The pope was sending Archbishop Charles J. Scicluna of Malta to review the matter after the pope received “some information recently with regards to the case” of Barros, the Vatican said in a communique Jan. 30.
Pope Francis decided to send the archbishop to the Chilean capital “to listen to those who expressed a willingness to submit information in their possession,” the communique said.
Scicluna is president of a board of review within the Congregation for the Doctrine of the Faith; the board handles appeals filed by clergy accused of abuse or other serious crimes. The archbishop also had 10 years’ experience as the Vatican’s chief prosecutor of clerical sex abuse cases at the doctrinal congregation.
Some have accused Barros of having been aware of abuse perpetrated by his former mentor, Rev. Fernando Karadima. The priest was sentenced to a life of prayer and penance by the Vatican after he was found guilty of sexually abusing boys.
Despite the claims against Barros, Pope Francis named him to head the Diocese of Osorno in 2015, saying he was “personally convinced” of the bishop’s innocence after the case was investigated twice with no evidence emerging at the time.

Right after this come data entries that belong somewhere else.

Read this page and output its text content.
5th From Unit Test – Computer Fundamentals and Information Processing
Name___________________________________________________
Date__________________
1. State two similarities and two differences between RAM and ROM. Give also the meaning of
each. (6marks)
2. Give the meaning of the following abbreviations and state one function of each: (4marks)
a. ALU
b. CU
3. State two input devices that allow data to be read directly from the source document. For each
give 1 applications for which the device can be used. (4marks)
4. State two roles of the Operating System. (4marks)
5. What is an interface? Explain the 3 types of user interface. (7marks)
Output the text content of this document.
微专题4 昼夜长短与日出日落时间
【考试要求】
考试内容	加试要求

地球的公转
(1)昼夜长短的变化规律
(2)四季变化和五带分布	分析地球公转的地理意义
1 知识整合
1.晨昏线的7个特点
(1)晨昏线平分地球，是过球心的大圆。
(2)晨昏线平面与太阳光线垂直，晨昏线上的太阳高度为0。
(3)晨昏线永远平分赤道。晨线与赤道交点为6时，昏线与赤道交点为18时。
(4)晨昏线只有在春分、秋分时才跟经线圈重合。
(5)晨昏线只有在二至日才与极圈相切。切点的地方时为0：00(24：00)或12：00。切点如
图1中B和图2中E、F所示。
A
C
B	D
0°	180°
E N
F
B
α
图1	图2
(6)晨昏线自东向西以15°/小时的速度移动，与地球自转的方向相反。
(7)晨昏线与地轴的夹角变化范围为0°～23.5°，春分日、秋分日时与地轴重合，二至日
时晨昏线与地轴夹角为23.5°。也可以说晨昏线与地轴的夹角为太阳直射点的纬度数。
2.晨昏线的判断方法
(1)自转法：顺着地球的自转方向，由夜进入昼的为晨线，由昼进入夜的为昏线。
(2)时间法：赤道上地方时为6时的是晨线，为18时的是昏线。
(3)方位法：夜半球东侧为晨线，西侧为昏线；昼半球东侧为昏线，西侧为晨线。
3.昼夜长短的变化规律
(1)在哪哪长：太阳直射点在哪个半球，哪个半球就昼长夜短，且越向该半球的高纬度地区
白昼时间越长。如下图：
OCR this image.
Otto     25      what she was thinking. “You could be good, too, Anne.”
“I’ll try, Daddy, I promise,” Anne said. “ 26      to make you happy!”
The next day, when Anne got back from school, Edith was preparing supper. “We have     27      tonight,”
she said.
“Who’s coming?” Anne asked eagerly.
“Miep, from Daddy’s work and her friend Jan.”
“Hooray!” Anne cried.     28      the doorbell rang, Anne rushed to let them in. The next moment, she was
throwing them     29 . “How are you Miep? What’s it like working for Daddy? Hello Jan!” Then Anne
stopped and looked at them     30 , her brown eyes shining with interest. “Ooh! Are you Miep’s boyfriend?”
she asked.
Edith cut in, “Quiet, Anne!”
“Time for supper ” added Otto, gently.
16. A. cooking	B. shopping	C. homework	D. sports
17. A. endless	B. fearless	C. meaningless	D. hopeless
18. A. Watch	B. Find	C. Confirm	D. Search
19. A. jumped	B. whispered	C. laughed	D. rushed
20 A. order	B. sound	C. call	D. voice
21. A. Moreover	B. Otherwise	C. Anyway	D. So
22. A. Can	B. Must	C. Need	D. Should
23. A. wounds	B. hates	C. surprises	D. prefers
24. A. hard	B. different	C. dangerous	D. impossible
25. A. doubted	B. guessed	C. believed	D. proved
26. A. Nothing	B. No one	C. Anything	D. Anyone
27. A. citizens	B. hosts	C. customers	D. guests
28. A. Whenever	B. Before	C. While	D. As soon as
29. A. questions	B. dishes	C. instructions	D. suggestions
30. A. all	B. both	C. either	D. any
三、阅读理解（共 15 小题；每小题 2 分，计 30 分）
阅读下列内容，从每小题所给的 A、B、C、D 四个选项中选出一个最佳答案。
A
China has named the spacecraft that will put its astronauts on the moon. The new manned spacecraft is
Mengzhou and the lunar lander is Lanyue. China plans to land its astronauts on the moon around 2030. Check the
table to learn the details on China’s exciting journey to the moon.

The pope told reporters Jan. 21 that while “covering up abuse is an abuse in itself,” if he had punished Barros without moral certainty, “I would be committing the crime of a bad judge.”

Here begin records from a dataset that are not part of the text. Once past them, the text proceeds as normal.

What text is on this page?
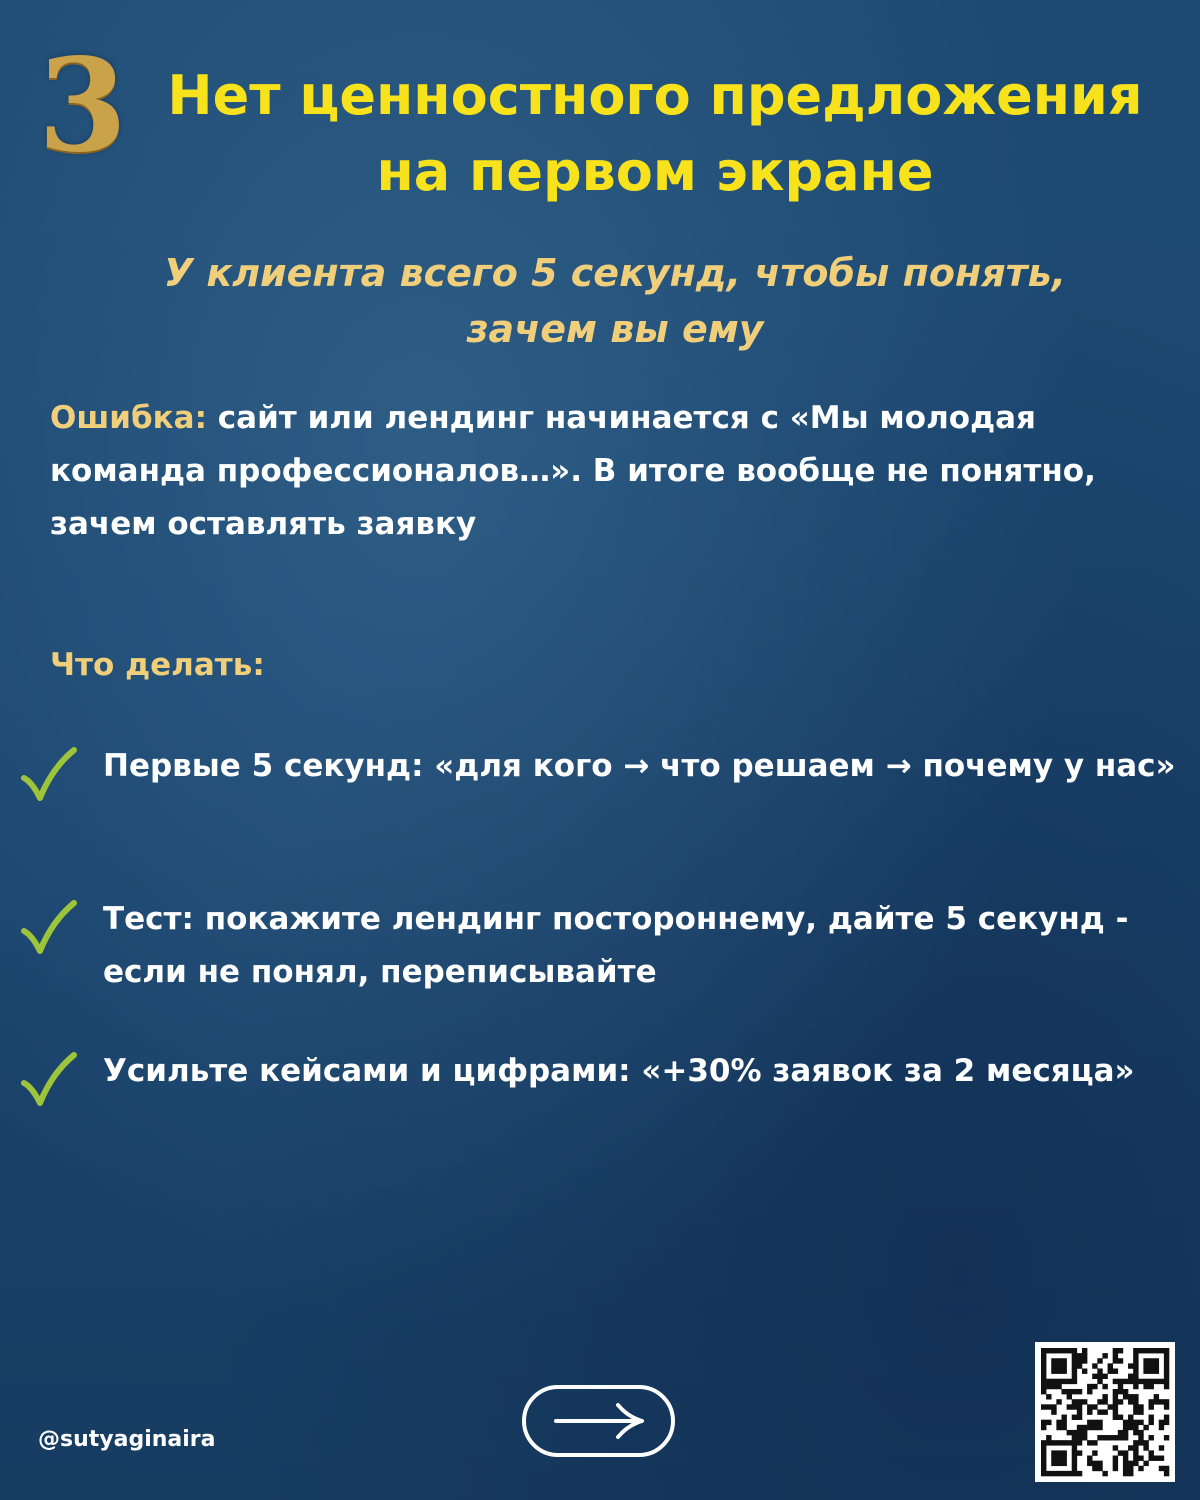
3 Нет ценностного предложения
на первом экране
У клиента всего 5 секунд, чтобы понять,
зачем вы ему
Ошибка: сайт или лендинг начинается с «Мы молодая команда профессионалов…». В итоге вообще не понятно, зачем оставлять заявку
Что делать:
Первые 5 секунд: «для кого → что решаем → почему у нас»
Тест: покажите лендинг постороннему, дайте 5 секунд - если не понял, переписывайте
Усильте кейсами и цифрами: «+30% заявок за 2 месяца»
@sutyaginaira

Scicluna has often been called to look into allegations involving high-profile clergy. For example, after years of allegations about abuse committed by Rev. Marcial Maciel Degollado, founder of the Legionaries of Christ, in 2005, the Vatican sent Scicluna to listen to his alleged victims. Several months later, Pope Benedict XVI ordered Maciel to “a life reserved to prayer and penance, renouncing any public ministry.”
In 2014, Scicluna was sent to Scotland to collect testimony for a formal investigation against Cardinal Keith O’Brien, who had resigned in 2013 after admitting to sexual misconduct. In 2015, Pope Francis accepted O’Brien’s decision to renounce all “duties and privileges” associated with being a cardinal, and the Catholic Church in Scotland announced he would “be reduced to a strictly private life with no further participation in any public, religious or civil events.”